Keywords: Computer modeling; Drug discovery; Ethnopharmacology; Medicine; Natural products; Organic synthesis; Pharmacology; Phytochemistry; Plant biotechnology; Plants.

Figures

Fig. 1
Fig. 1
PubMed publication trend analysis, demonstrating increased scientific interest in plant-derived natural product pharmacology, chemistry, and drug discovery. The data were retrieved with MEDSUM (http://webtools.mf.uni-lj.si/public/medsum.html) on 15th of June 2015, and cover the time period 1982–2012 (newer data are not included because of the lack of coverage). As indicated, the used search keywords were plant chemistry, plant pharmacology, plant natural product, plant compound, plant drug discovery, plant bioactivity, and the total number of PubMed publications per year was retrieved by search with the symbol *. The trend analysis reveals that the increase of PubMed citations in the target areas is faster than the increase in the total number of annual PubMed citations (indicated by the steeper slopes of the respective trend lines).
Fig. 2
Fig. 2
(A) Two molecules of magnolol concomitantly occupying the binding site of PPARγ (PDB 3R5N) are shown, with the chemical interaction pattern that defines the activity of the molecules depicted. Yellow spheres represent hydrophobic interactions, red and green arrows mark hydrogen bond acceptor and donor atoms. This interaction pattern may be converted into a structure-based pharmacophore model and used for virtual screening. (B) The empty binding pocket of PPARγ is shown, which can be used in docking simulations to place new molecules into the binding site and to calculate the binding free energy of the ligand.
Fig. 3
Fig. 3
The forward pharmacology and reverse pharmacology approaches in natural product-based drug discovery.
Fig. 4
Fig. 4
Scheme of the isoprenoid biosynthetic pathway with a focus on the biosynthesis of paclitaxel and artemisinin. Dotted arrows indicate multiple enzymatic steps. The content of the scheme is adapted from: (Lange and Ahkami, 2013; Malik et al., 2011; Paddon and Keasling, 2014).
Fig. 5
Fig. 5
Synthesis of galanthamine.

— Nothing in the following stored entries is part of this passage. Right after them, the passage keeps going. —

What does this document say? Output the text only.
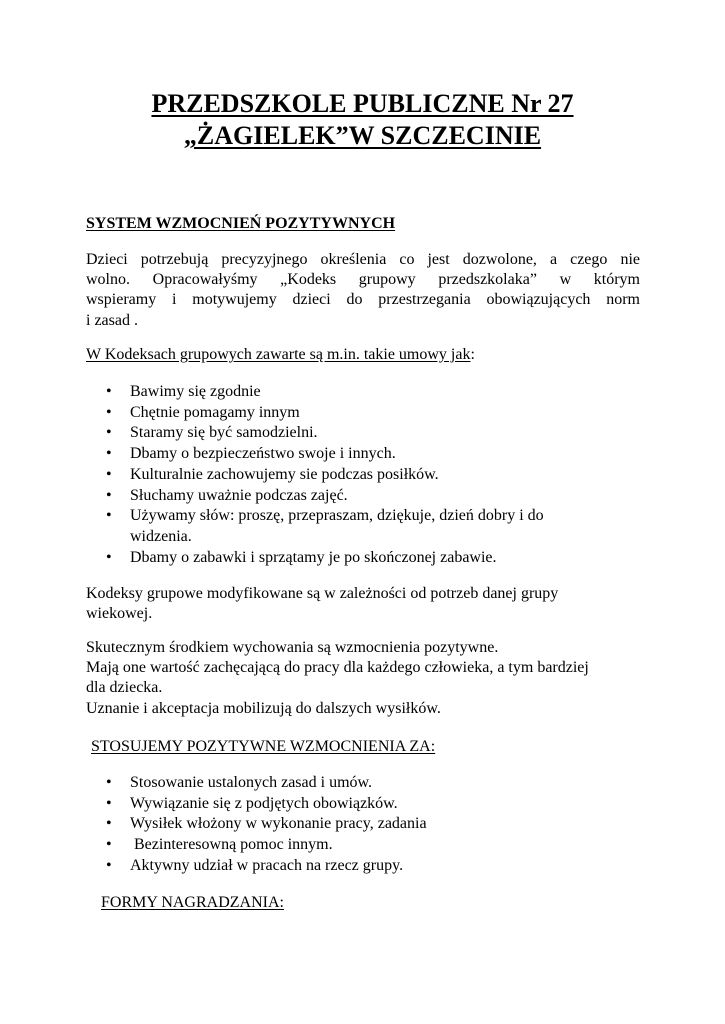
PRZEDSZKOLE PUBLICZNE Nr 27
„ŻAGIELEK”W SZCZECINIE
SYSTEM WZMOCNIEŃ POZYTYWNYCH
Dzieci potrzebują precyzyjnego określenia co jest dozwolone, a czego nie
wolno. Opracowałyśmy „Kodeks grupowy przedszkolaka” w którym
wspieramy i motywujemy dzieci do przestrzegania obowiązujących norm
i zasad .
W Kodeksach grupowych zawarte są m.in. takie umowy jak:
• Bawimy się zgodnie
• Chętnie pomagamy innym
• Staramy się być samodzielni.
• Dbamy o bezpieczeństwo swoje i innych.
• Kulturalnie zachowujemy sie podczas posiłków.
• Słuchamy uważnie podczas zajęć.
• Używamy słów: proszę, przepraszam, dziękuje, dzień dobry i do widzenia.
• Dbamy o zabawki i sprzątamy je po skończonej zabawie.
Kodeksy grupowe modyfikowane są w zależności od potrzeb danej grupy
wiekowej.
Skutecznym środkiem wychowania są wzmocnienia pozytywne.
Mają one wartość zachęcającą do pracy dla każdego człowieka, a tym bardziej
dla dziecka.
Uznanie i akceptacja mobilizują do dalszych wysiłków.
STOSUJEMY POZYTYWNE WZMOCNIENIA ZA:
• Stosowanie ustalonych zasad i umów.
• Wywiązanie się z podjętych obowiązków.
• Wysiłek włożony w wykonanie pracy, zadania
•  Bezinteresowną pomoc innym.
• Aktywny udział w pracach na rzecz grupy.
FORMY NAGRADZANIA:
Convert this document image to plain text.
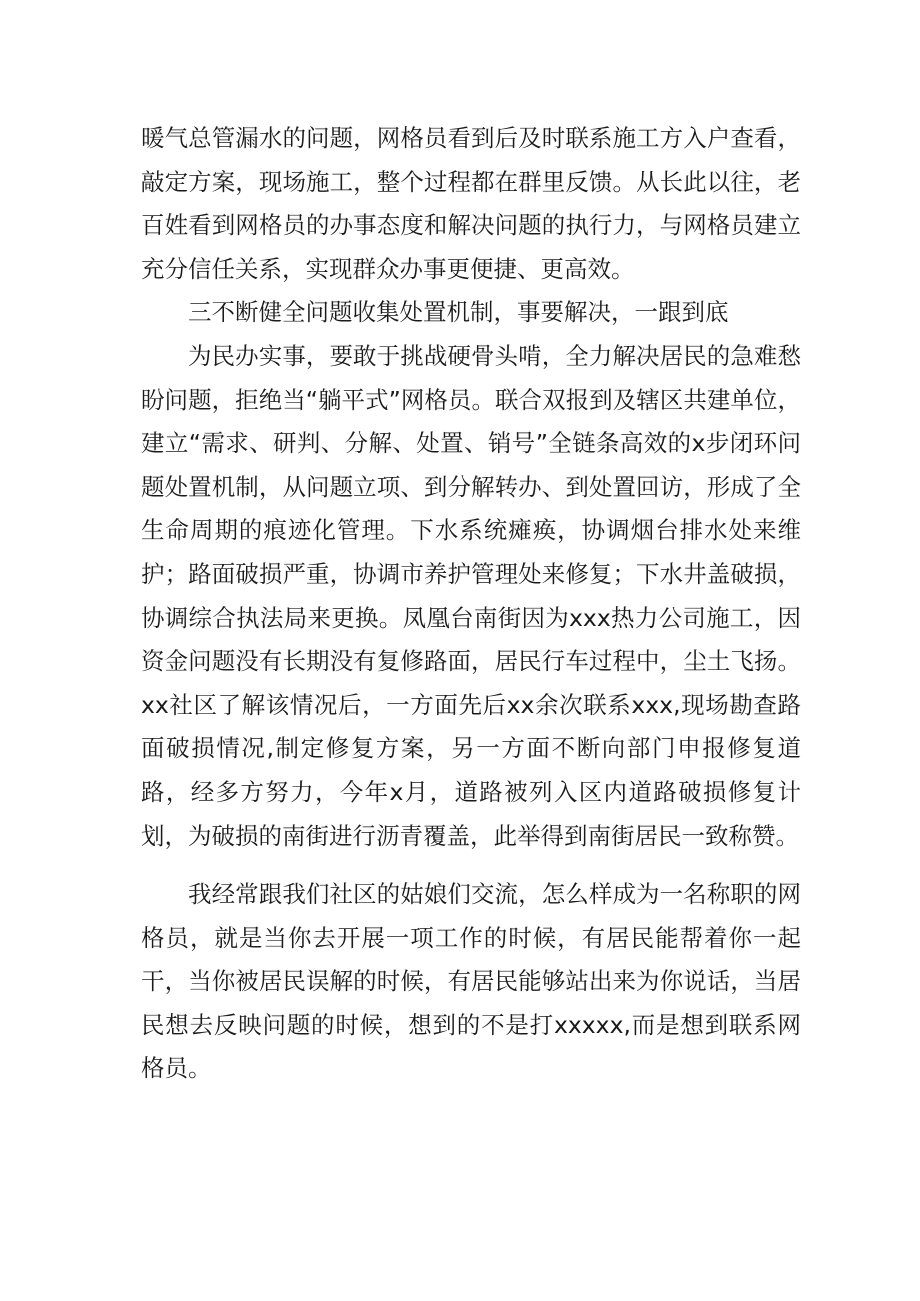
暖气总管漏水的问题，网格员看到后及时联系施工方入户查看，敲定方案，现场施工，整个过程都在群里反馈。从长此以往，老百姓看到网格员的办事态度和解决问题的执行力，与网格员建立充分信任关系，实现群众办事更便捷、更高效。

三不断健全问题收集处置机制，事要解决，一跟到底

为民办实事，要敢于挑战硬骨头啃，全力解决居民的急难愁盼问题，拒绝当“躺平式”网格员。联合双报到及辖区共建单位，建立“需求、研判、分解、处置、销号”全链条高效的x步闭环问题处置机制，从问题立项、到分解转办、到处置回访，形成了全生命周期的痕迹化管理。下水系统瘫痪，协调烟台排水处来维护；路面破损严重，协调市养护管理处来修复；下水井盖破损，协调综合执法局来更换。凤凰台南街因为xxx热力公司施工，因资金问题没有长期没有复修路面，居民行车过程中，尘土飞扬。xx社区了解该情况后，一方面先后xx余次联系xxx,现场勘查路面破损情况,制定修复方案，另一方面不断向部门申报修复道路，经多方努力，今年x月，道路被列入区内道路破损修复计划，为破损的南街进行沥青覆盖，此举得到南街居民一致称赞。

我经常跟我们社区的姑娘们交流，怎么样成为一名称职的网格员，就是当你去开展一项工作的时候，有居民能帮着你一起干，当你被居民误解的时候，有居民能够站出来为你说话，当居民想去反映问题的时候，想到的不是打xxxxx,而是想到联系网格员。
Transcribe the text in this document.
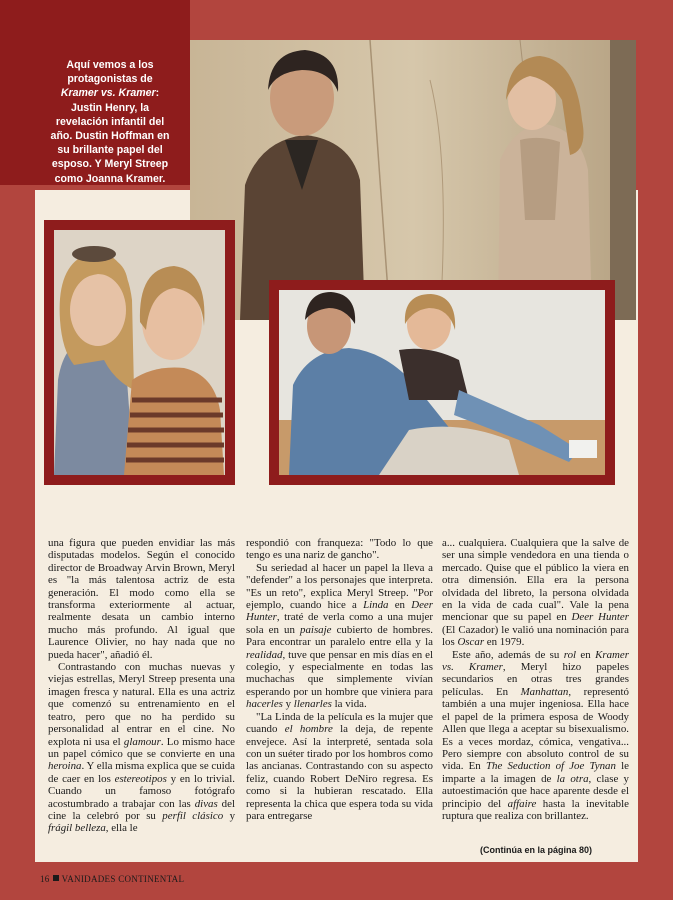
Aquí vemos a los
protagonistas de
Kramer vs. Kramer:
Justin Henry, la
revelación infantil del
año. Dustin Hoffman en
su brillante papel del
esposo. Y Meryl Streep
como Joanna Kramer.

una figura que pueden envidiar las más disputadas modelos. Según el conocido director de Broadway Arvin Brown, Meryl es "la más talentosa actriz de esta generación. El modo como ella se transforma exteriormente al actuar, realmente desata un cambio interno mucho más profundo. Al igual que Laurence Olivier, no hay nada que no pueda hacer", añadió él.

Contrastando con muchas nuevas y viejas estrellas, Meryl Streep presenta una imagen fresca y natural. Ella es una actriz que comenzó su entrenamiento en el teatro, pero que no ha perdido su personalidad al entrar en el cine. No explota ni usa el glamour. Lo mismo hace un papel cómico que se convierte en una heroina. Y ella misma explica que se cuida de caer en los estereotipos y en lo trivial. Cuando un famoso fotógrafo acostumbrado a trabajar con las divas del cine la celebró por su perfil clásico y frágil belleza, ella le

respondió con franqueza: "Todo lo que tengo es una nariz de gancho".

Su seriedad al hacer un papel la lleva a "defender" a los personajes que interpreta. "Es un reto", explica Meryl Streep. "Por ejemplo, cuando hice a Linda en Deer Hunter, traté de verla como a una mujer sola en un paisaje cubierto de hombres. Para encontrar un paralelo entre ella y la realidad, tuve que pensar en mis días en el colegio, y especialmente en todas las muchachas que simplemente vivían esperando por un hombre que viniera para hacerles y llenarles la vida.

"La Linda de la película es la mujer que cuando el hombre la deja, de repente envejece. Así la interpreté, sentada sola con un suéter tirado por los hombros como las ancianas. Contrastando con su aspecto feliz, cuando Robert DeNiro regresa. Es como si la hubieran rescatado. Ella representa la chica que espera toda su vida para entregarse

a... cualquiera. Cualquiera que la salve de ser una simple vendedora en una tienda o mercado. Quise que el público la viera en otra dimensión. Ella era la persona olvidada del libreto, la persona olvidada en la vida de cada cual". Vale la pena mencionar que su papel en Deer Hunter (El Cazador) le valió una nominación para los Oscar en 1979.

Este año, además de su rol en Kramer vs. Kramer, Meryl hizo papeles secundarios en otras tres grandes películas. En Manhattan, representó también a una mujer ingeniosa. Ella hace el papel de la primera esposa de Woody Allen que llega a aceptar su bisexualismo. Es a veces mordaz, cómica, vengativa... Pero siempre con absoluto control de su vida. En The Seduction of Joe Tynan le imparte a la imagen de la otra, clase y autoestimación que hace aparente desde el principio del affaire hasta la inevitable ruptura que realiza con brillantez.

(Continúa en la página 80)
16 VANIDADES CONTINENTAL
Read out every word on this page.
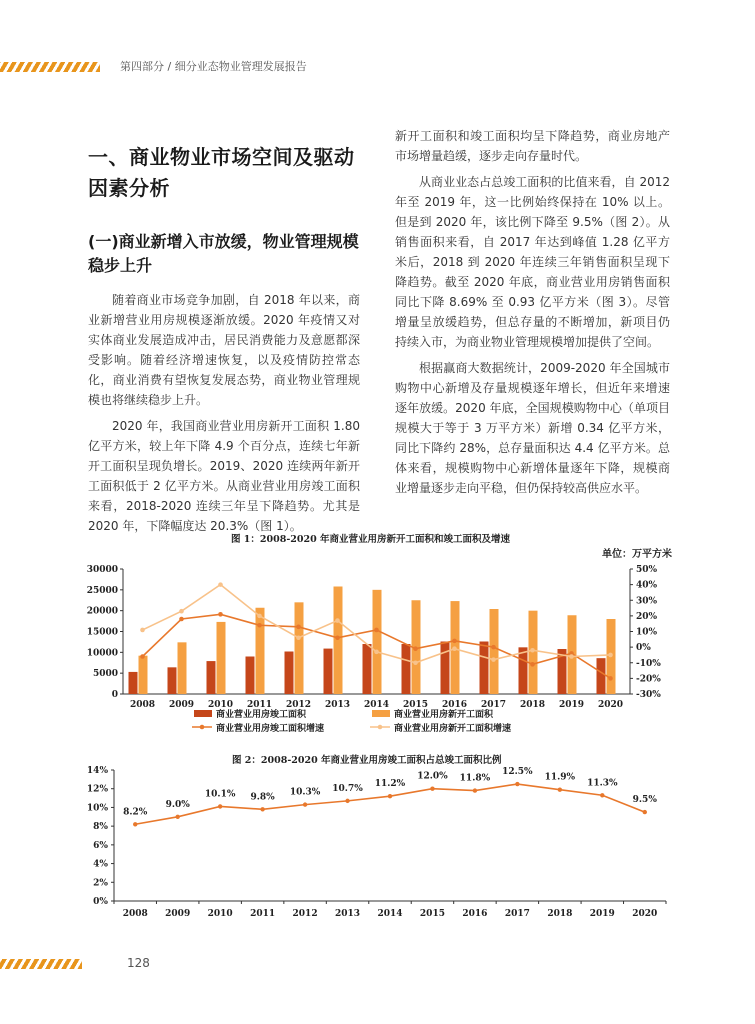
第四部分 / 细分业态物业管理发展报告
一、商业物业市场空间及驱动因素分析
(一)商业新增入市放缓，物业管理规模稳步上升

随着商业市场竞争加剧，自 2018 年以来，商业新增营业用房规模逐渐放缓。2020 年疫情又对实体商业发展造成冲击，居民消费能力及意愿都深受影响。随着经济增速恢复，以及疫情防控常态化，商业消费有望恢复发展态势，商业物业管理规模也将继续稳步上升。

2020 年，我国商业营业用房新开工面积 1.80 亿平方米，较上年下降 4.9 个百分点，连续七年新开工面积呈现负增长。2019、2020 连续两年新开工面积低于 2 亿平方米。从商业营业用房竣工面积来看，2018-2020 连续三年呈下降趋势。尤其是 2020 年，下降幅度达 20.3%（图 1）。

新开工面积和竣工面积均呈下降趋势，商业房地产市场增量趋缓，逐步走向存量时代。

从商业业态占总竣工面积的比值来看，自 2012 年至 2019 年，这一比例始终保持在 10% 以上。但是到 2020 年，该比例下降至 9.5%（图 2）。从销售面积来看，自 2017 年达到峰值 1.28 亿平方米后，2018 到 2020 年连续三年销售面积呈现下降趋势。截至 2020 年底，商业营业用房销售面积同比下降 8.69% 至 0.93 亿平方米（图 3）。尽管增量呈放缓趋势，但总存量的不断增加，新项目仍持续入市，为商业物业管理规模增加提供了空间。

根据赢商大数据统计，2009-2020 年全国城市购物中心新增及存量规模逐年增长，但近年来增速逐年放缓。2020 年底，全国规模购物中心（单项目规模大于等于 3 万平方米）新增 0.34 亿平方米，同比下降约 28%，总存量面积达 4.4 亿平方米。总体来看，规模购物中心新增体量逐年下降，规模商业增量逐步走向平稳，但仍保持较高供应水平。

图 1：2008-2020 年商业营业用房新开工面积和竣工面积及增速
单位：万平方米
0
5000
10000
15000
20000
25000
30000
-30%
-20%
-10%
0%
10%
20%
30%
40%
50%
2008 2009 2010 2011 2012 2013 2014 2015 2016 2017 2018 2019 2020
商业营业用房竣工面积	商业营业用房新开工面积
商业营业用房竣工面积增速	商业营业用房新开工面积增速
图 2：2008-2020 年商业营业用房竣工面积占总竣工面积比例
0%
2%
4%
6%
8%
10%
12%
14%
8.2%
9.0%
10.1% 9.8% 10.3% 10.7% 11.2%
12.0% 11.8%
12.5%
11.9%
11.3%
9.5%
2008 2009 2010 2011 2012 2013 2014 2015 2016 2017 2018 2019 2020
128
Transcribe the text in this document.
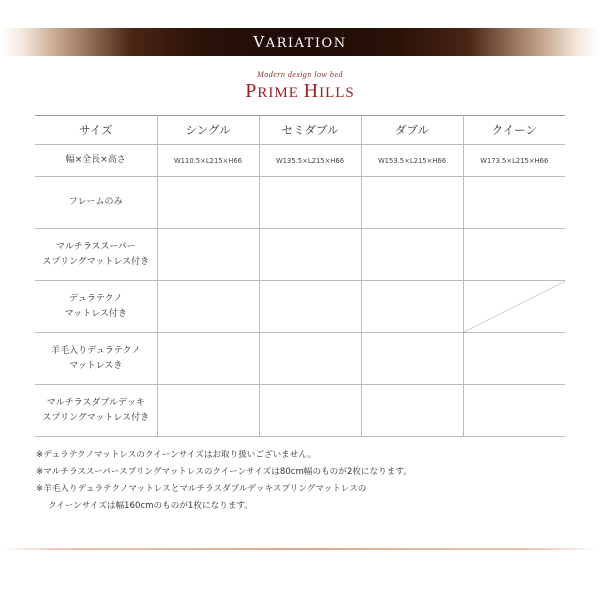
VARIATION
Modern design low bed
PRIME HILLS
サイズ	シングル	セミダブル	ダブル	クイーン
幅×全長×高さ	W110.5×L215×H66	W135.5×L215×H66	W153.5×L215×H66	W173.5×L215×H66

フレームのみ				

マルチラススーパー
スプリングマットレス付き				

デュラテクノ
マットレス付き

羊毛入りデュラテクノ
マットレスき				

マルチラスダブルデッキ
スプリングマットレス付き				

※デュラテクノマットレスのクイーンサイズはお取り扱いございません。
※マルチラススーパースプリングマットレスのクイーンサイズは80cm幅のものが2枚になります。
※羊毛入りデュラテクノマットレスとマルチラスダブルデッキスプリングマットレスの
クイーンサイズは幅160cmのものが1枚になります。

The colors indicate: blue (skeletal atoms/bonds: carbon/oxygen/nitrogen framework), and red (installed non-skeletal atoms/bonds).
Fig. 6
Fig. 6
Synthesis of ingenol. The colors indicate: blue (skeletal atoms/bonds: carbon-only framework from cyclase phase), red (installed non-skeletal atoms/bonds: hydroxy functionality set up during oxidase phase), and green (installed non-skeletal atoms/bonds: functionality set up outside oxidase phase).